Кривой прищурил глаз и тихонько засмеялся, Матвей Савельев тоже ответил ему невольной усмешкой, говоря:
— Неграмотен, не может.
— Во-от! — одобрительно воскликнул Тиунов, приостанавливаясь. И, понизив голос, таинственно заговорил:
— Не туда, сударь, не в ту сторону направляем ум — не за серебро и злато держаться надобно бы, ой, нет, а вот — за грамоту бы, да! Серебра-злата надо мно-ого иметь, чтобы его не отняли и давало бы оно силу-власть; а ум-разум — не отнимешь, это входит в самую кость души!
«Будь-ка я знающ, как они, я бы им на всё ответил!» — вдруг вспыхнула у Кожемякина острая мысль и, точно туча, рассеялась в груди; быстро, как стрижи, замелькали воспоминания о недавних днях, возбуждая подавленную обиду на людей.
— Все нам судьи, — ворчал он, нахмурясь, — а мы и оправдаться не умеем…
— Колокола без языков, звоним, лишь когда снаружи треснут…
— Верно!
— Азбука!

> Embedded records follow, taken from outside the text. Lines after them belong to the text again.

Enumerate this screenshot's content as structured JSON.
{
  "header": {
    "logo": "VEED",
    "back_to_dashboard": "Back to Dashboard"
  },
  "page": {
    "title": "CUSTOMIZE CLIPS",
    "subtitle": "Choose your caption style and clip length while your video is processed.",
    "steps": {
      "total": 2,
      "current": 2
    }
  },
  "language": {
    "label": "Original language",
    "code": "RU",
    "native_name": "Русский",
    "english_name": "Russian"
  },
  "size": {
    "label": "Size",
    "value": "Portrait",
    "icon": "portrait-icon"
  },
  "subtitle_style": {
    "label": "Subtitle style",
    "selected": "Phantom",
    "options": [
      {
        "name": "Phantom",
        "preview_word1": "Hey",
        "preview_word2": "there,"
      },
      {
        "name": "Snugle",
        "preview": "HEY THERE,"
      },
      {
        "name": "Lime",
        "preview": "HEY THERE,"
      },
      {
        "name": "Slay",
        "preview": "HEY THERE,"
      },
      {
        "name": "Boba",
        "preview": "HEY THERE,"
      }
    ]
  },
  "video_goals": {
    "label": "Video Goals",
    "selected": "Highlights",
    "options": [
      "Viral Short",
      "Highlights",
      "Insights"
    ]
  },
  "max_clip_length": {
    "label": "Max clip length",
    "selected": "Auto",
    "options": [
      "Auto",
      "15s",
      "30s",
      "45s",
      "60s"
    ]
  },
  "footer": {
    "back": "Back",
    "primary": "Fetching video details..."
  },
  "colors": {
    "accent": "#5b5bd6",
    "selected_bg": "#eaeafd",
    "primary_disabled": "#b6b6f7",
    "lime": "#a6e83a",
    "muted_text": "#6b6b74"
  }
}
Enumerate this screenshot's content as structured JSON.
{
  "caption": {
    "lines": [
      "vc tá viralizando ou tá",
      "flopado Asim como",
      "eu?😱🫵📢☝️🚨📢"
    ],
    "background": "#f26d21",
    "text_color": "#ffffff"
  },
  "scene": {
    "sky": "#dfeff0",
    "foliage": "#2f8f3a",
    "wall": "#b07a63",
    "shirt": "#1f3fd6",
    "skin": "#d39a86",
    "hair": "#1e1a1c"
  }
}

Не живём — крадёмся, каждый в свой уголок, где бы спрятаться от командующих людей. Но если сказано, что и в поле один человек не воин — в яме-то какой же он боец?
— Нуте-ка, зайдёмте чайку попить! — решительно сказал Кожемякин, взяв кривого за локоть.
Ему казалось, что он вылезает на свет из тяжёлого облака, шубой одевавшего и тело и душу. Прислушиваясь к бунту внутри себя, он твёрдо взошёл по лестнице трактира и, пройдя через пёстрый зал на балкон, сел за стол, широко распахнув полы сюртука.